Furti di Rolex ai rampolli di Roma Nord: pm chiede 6 anni e mezzo per Tancredi Antoniozzi, figlio del deputato FdI

Rischia fino a sei anni e mezzo di carcere Tacredi Antoniozzi, figlio del deputato di Fratelli d'Italia Alfredo, finito ai domiciliari il 5 aprile del 2025. Secondo le accuse, avrebbe rubato un Rolex a un conoscente mentre si trovava nel quartiere Parioli, in via Cavalier D’Arpino insieme ad altri tre imputati. "Agiva per il piacere di trasgredire le regole", ha detto la gip di Roma quando sono scattati i domiciliari per Antoniozzi.

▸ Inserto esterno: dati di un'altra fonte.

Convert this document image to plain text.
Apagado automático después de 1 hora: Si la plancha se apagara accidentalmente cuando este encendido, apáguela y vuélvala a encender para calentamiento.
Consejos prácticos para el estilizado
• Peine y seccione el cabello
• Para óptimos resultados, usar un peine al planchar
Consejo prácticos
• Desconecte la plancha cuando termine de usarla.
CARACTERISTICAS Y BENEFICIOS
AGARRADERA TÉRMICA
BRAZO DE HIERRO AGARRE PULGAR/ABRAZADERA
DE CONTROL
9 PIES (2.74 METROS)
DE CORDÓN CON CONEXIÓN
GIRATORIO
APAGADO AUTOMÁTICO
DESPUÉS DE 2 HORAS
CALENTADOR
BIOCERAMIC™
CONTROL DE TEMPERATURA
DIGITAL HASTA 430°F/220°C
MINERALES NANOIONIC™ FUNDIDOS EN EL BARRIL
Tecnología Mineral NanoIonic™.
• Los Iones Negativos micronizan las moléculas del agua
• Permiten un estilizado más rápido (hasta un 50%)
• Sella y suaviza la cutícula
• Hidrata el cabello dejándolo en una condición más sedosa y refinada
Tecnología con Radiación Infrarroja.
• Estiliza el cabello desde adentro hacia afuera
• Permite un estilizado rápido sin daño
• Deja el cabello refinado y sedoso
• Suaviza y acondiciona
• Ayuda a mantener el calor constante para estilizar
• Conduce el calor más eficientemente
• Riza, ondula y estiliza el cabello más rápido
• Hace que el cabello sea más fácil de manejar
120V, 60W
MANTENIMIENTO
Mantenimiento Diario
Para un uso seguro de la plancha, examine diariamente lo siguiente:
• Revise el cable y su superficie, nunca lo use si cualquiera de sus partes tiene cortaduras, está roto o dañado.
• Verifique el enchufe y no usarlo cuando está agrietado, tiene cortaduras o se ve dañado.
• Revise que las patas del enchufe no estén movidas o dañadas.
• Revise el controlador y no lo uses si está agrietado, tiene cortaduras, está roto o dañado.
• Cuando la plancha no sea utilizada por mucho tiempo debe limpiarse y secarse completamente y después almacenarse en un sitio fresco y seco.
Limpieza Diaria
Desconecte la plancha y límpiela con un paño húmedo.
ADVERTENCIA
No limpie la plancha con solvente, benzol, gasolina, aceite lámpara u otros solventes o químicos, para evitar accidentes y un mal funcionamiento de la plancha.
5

La prossima udienza è prevista per il 27 maggio, quando il gup pronuncerà la sentenza nei confronti del giovane con l'accusa di rapina, minacce e tentata estorsione ai danni di coetanei.
Il processo agli altri tre imputati
Oltre a Tacredi Antoniozzi, come anticipato, sono finiti a processo altri tre imputati: si tratta di David Cesarini, Michael Giuliano e Manuel Fiorani. Anche nei loro confronti la Procura ha chiesto la condanna per il primo a sei anni di carcere, per il secondo a tre anni e quattro mesi e per il terzo tre anni e nove mesi. Tutti e quattro hanno optato per il rito abbreviato che, nel caso in cui fosse riconosciuta la colpevolezza, prevede il taglio di un terzo della pena.
Il furto del Rolex: cosa è successo
La rapina del Rolex è avvenuta lo scorso 11 dicembre 2024 ai Parioli, quando sarebbe stato lo stesso Antoniozzi a proporre alla vittima, un ragazzo della Roma bene, uno scambio: 20mila euro per riconsegnargli un Rolex dal valore di 7mila. Un'offerta presto respinta dal proprietario che, invece, decide di far scattare la denuncia. Qualche mese prima, invece, era stato fermato per eccesso di velocità da due carabinieri.
Non soltanto: secondo gli elementi raccolti, Antoniozzi avrebbe rubato un altro Rolex a marzo 2025, senza alcun complice stavolta, tentando un blitz al parco. All'improvviso, però, sono comparsi due anziani che passeggiavano con un cane e hanno costretto Antoniozzi a rinunciare al colpo.